May madness took a turn for the strange when Jeff Van Gundy entered the arena. Hey, he coached in New York; there must be something strange about him. Van Gundy accused postseason referees of targeting Yao Ming. He cited a referee friend, who is not working the postseason, saying that the league’s officials were motivated by a protest by Dallas Mavericks owner Mark Cuban to clamp down on the 7-foot-5 center.

The camaraderie between referees is of Order of the Hippo proportion, which makes skeptics doubt the fact someone said anything.

Commissioner David Stern fined him $100,000, the largest fine ever to a coach, for those comments. Stern said if his behavior continues in this manner, he’s gone from the league.

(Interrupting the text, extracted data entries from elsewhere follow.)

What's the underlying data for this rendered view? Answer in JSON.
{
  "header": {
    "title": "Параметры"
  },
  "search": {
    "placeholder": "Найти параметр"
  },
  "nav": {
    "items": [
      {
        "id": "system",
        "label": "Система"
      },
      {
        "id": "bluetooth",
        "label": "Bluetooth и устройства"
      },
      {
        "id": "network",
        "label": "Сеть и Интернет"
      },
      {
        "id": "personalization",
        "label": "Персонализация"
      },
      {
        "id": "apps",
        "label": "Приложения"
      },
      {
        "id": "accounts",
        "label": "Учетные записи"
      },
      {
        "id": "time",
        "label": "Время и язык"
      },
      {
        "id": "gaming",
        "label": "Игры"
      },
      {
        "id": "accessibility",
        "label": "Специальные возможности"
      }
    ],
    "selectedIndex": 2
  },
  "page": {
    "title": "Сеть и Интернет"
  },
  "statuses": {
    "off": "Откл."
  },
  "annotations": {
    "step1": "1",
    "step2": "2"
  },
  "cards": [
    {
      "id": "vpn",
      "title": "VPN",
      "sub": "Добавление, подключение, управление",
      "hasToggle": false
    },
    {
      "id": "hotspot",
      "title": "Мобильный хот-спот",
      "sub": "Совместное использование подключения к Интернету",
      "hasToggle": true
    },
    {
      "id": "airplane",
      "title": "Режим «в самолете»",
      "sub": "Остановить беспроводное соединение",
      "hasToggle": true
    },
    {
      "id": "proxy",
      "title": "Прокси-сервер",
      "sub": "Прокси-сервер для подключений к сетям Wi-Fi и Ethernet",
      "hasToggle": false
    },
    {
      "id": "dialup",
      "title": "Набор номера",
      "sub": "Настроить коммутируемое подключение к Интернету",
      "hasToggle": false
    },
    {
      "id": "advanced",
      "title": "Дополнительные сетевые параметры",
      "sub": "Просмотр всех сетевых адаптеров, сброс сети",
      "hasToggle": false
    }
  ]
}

Wait! This madness has to stop. A coach is being fined because he expressed his opinion? Freedom of speech is a tenet of American culture and fining a coach two years worth of GW tuition is a bit excessive.

During the GW basketball season, it was clear that referees were ignoring fouls on junior Pops Mensah-Bonsu. There were also times when coach Karl Hobbs expressed his feelings from the bench. He was not fined and rightfully so. A coach is also a human being, believe it or not, and they are entitled to freedom of speech.

The allegations and implications are somewhat preposterous. If Van Gundy reveals his source, he will lose his job. If Van Gundy doesn’t, he could be banned for life. The name Van Gundy may now be said with the same disdain baseball fans say Pete Rose.

So maybe Wilbon was right. The entertainment value provided in the NBA surely surpasses NCAA basketball. Well, I guess Bobby Knight never said anything controversial anyway.